Entwaffnend ehrlich: Rod Stewart ist zurück
Berlin (dpa) - Die Reibeisen-Stimme ist zurück. Rod Stewart macht sich kurz nach seinem 70. Geburtstag auf, das eigene Leben zu vermessen - und nach fünf Jahrzehnten Pop-Business noch einmal das ganze Spektrum seiner turbulenten Karriere abzuschreiten.
Lange hatte sich der „beste weiße Soul-Sänger“ (O-Ton James Brown) mit neuen Kompositionen zurückgehalten, erst 2013 gab es wieder ein Album mit selbst geschriebenen Stücken. Die an diesem Freitag (23. Oktober) erscheinende Platte „Another Country“ ist nun Nummer 29 in einer an Brüchen reichen, eindrucksvollen Künstlerbiografie. Sie soll eine Fortsetzung sein, aber auch frische Akzente setzen. Das gilt gleichermaßen für Stewarts Texte wie für seine Musik.
„Gute Songs zu schreiben, ist nur dann möglich, wenn man so ehrlich wie möglich bei der Sache ist“, erklärt der in London geborene Halb-Schotte, der laut seinem Label Universal Music weltweit inzwischen über 200 Millionen Tonträger unter die Fans gebracht hat. Stewart nahm nie ein Blatt vor den Mund. Als Poet des Alltags verstand er es schon früher wie nur wenige andere Kollegen, intime Erfahrungen ungeschminkt und zugleich einfühlsam in mal heitere, mal traurige, aber immer eingängige Lieder zu kleiden.
In „Another Country“ kommt das Wesen des „Geschichtenerzählers mit unvergleichlichem Auge für die kleinen Details, um die sich das Leben dreht“ - wie das Fachblatt „Rolling Stone“ ihn nannte - jetzt jedoch so deutlich zum Vorschein wie selten. Man meint, Stewart habe es nicht mehr nötig, ein künstlich konstruiertes Image zu pflegen oder den branchentypischen Schrullen und Eitelkeiten zu frönen. Stattdessen scheint es, er wolle einfach seinen Mix aus Balladen, Soul, Folk und Rock für sich selbst sprechen lassen.

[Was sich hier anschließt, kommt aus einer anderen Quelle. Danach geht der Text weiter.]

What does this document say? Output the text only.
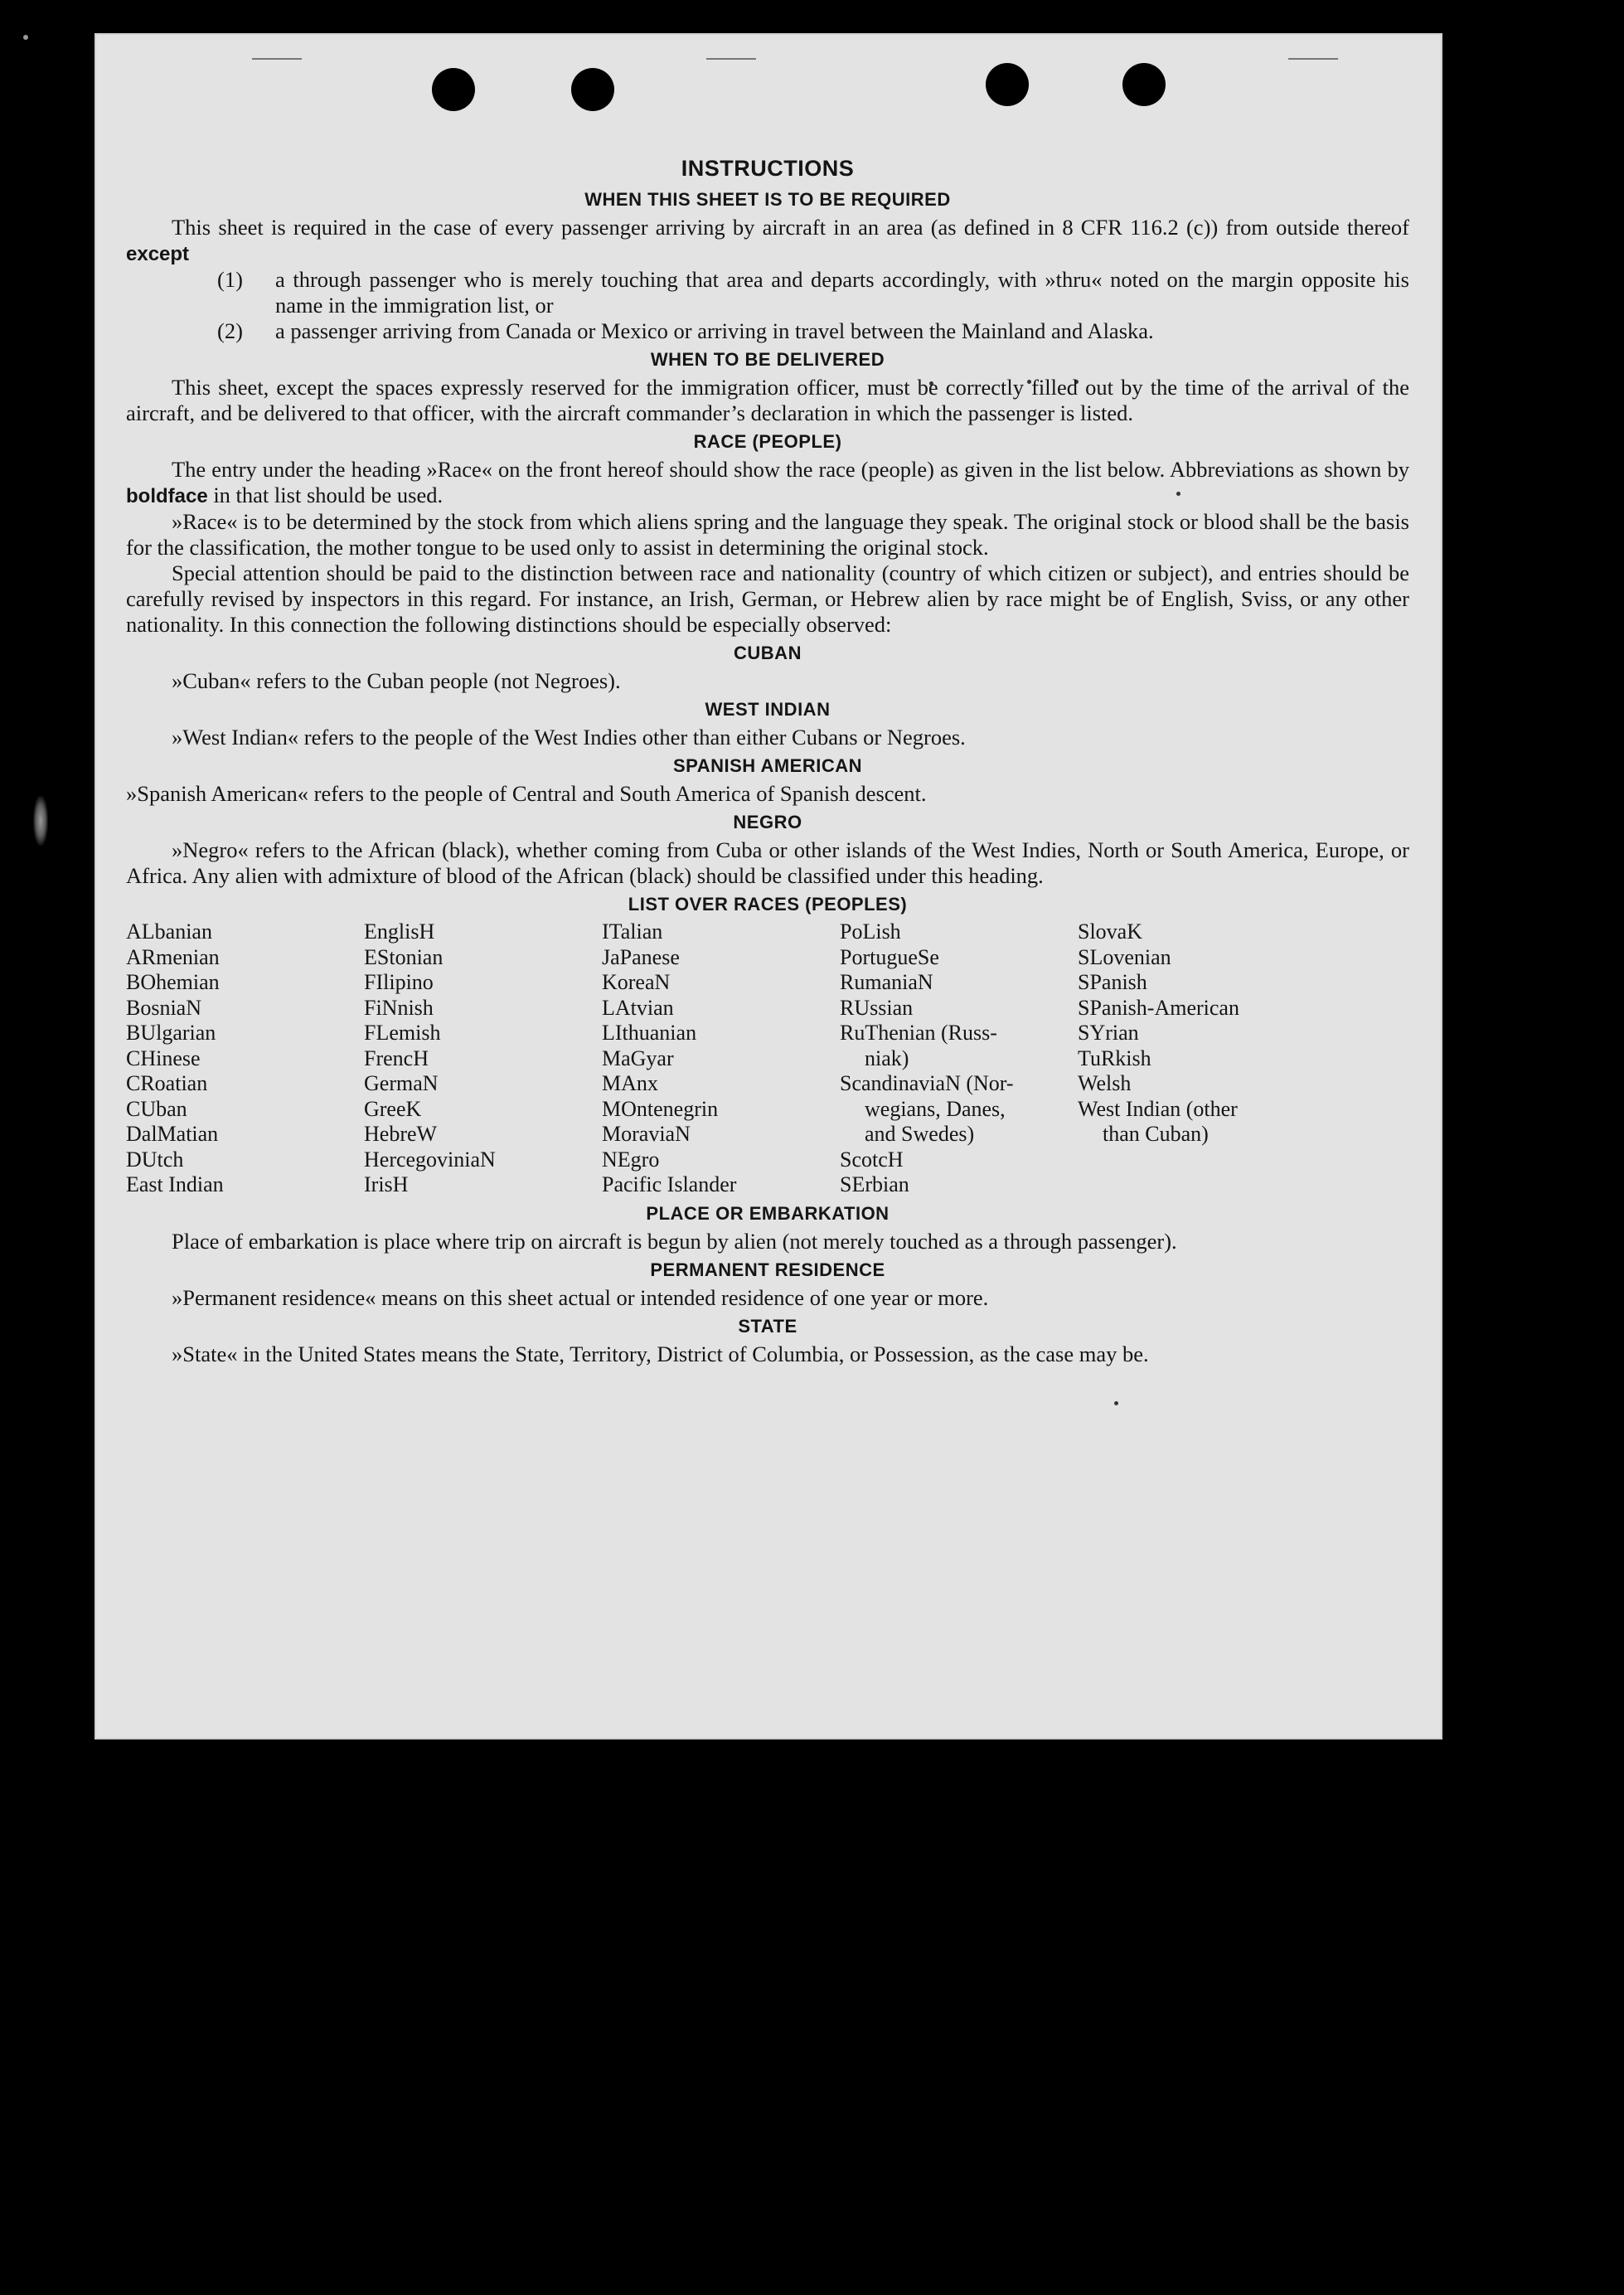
INSTRUCTIONS
WHEN THIS SHEET IS TO BE REQUIRED

This sheet is required in the case of every passenger arriving by aircraft in an area (as defined in 8 CFR 116.2 (c)) from outside thereof except

(1) a through passenger who is merely touching that area and departs accordingly, with »thru« noted on the margin opposite his name in the immigration list, or
(2) a passenger arriving from Canada or Mexico or arriving in travel between the Mainland and Alaska.
WHEN TO BE DELIVERED

This sheet, except the spaces expressly reserved for the immigration officer, must be correctly filled out by the time of the arrival of the aircraft, and be delivered to that officer, with the aircraft commander’s declaration in which the passenger is listed.

RACE (PEOPLE)

The entry under the heading »Race« on the front hereof should show the race (people) as given in the list below. Abbreviations as shown by boldface in that list should be used.

»Race« is to be determined by the stock from which aliens spring and the language they speak. The original stock or blood shall be the basis for the classification, the mother tongue to be used only to assist in determining the original stock.

Special attention should be paid to the distinction between race and nationality (country of which citizen or subject), and entries should be carefully revised by inspectors in this regard. For instance, an Irish, German, or Hebrew alien by race might be of English, Sviss, or any other nationality. In this connection the following distinctions should be especially observed:

CUBAN

»Cuban« refers to the Cuban people (not Negroes).

WEST INDIAN

»West Indian« refers to the people of the West Indies other than either Cubans or Negroes.

SPANISH AMERICAN

»Spanish American« refers to the people of Central and South America of Spanish descent.

NEGRO

»Negro« refers to the African (black), whether coming from Cuba or other islands of the West Indies, North or South America, Europe, or Africa. Any alien with admixture of blood of the African (black) should be classified under this heading.

LIST OVER RACES (PEOPLES)
ALbanian
ARmenian
BOhemian
BosniaN
BUlgarian
CHinese
CRoatian
CUban
DalMatian
DUtch
East Indian
EnglisH
EStonian
FIlipino
FiNnish
FLemish
FrencH
GermaN
GreeK
HebreW
HercegoviniaN
IrisH
ITalian
JaPanese
KoreaN
LAtvian
LIthuanian
MaGyar
MAnx
MOntenegrin
MoraviaN
NEgro
Pacific Islander
PoLish
PortugueSe
RumaniaN
RUssian
RuThenian (Russ-
niak)
ScandinaviaN (Nor-
wegians, Danes,
and Swedes)
ScotcH
SErbian
SlovaK
SLovenian
SPanish
SPanish-American
SYrian
TuRkish
Welsh
West Indian (other
than Cuban)
PLACE OR EMBARKATION

Place of embarkation is place where trip on aircraft is begun by alien (not merely touched as a through passenger).

PERMANENT RESIDENCE

»Permanent residence« means on this sheet actual or intended residence of one year or more.

STATE

»State« in the United States means the State, Territory, District of Columbia, or Possession, as the case may be.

Die zusammen mit Co-Produzent Kevin Savigar entstandenen Songs sind schnörkellos und meist gut gelaunt. Gleich zu Beginn wird eine gehörige Portion an Glückshormonen ausgeschüttet: Fiedel, Mandoline und ein überschwänglicher Gesang lassen den Opener „Love Is“ zu einer irisch-keltischen Liebesarie anschwellen.
Etwas geerdeter geht es in Stücken wie „Please“ zu, die mehr an Stewarts frühe Blues-Zeiten erinnern. Er experimentiert aber auch mit Reggae-Klängen („Love and Be Loved“) oder mit Marsch-Trommeln und Trompeten wie im Titel-Song - Hauptfigur ist hier ein Soldat, der fernab der Heimat stationiert seine Liebsten vermisst.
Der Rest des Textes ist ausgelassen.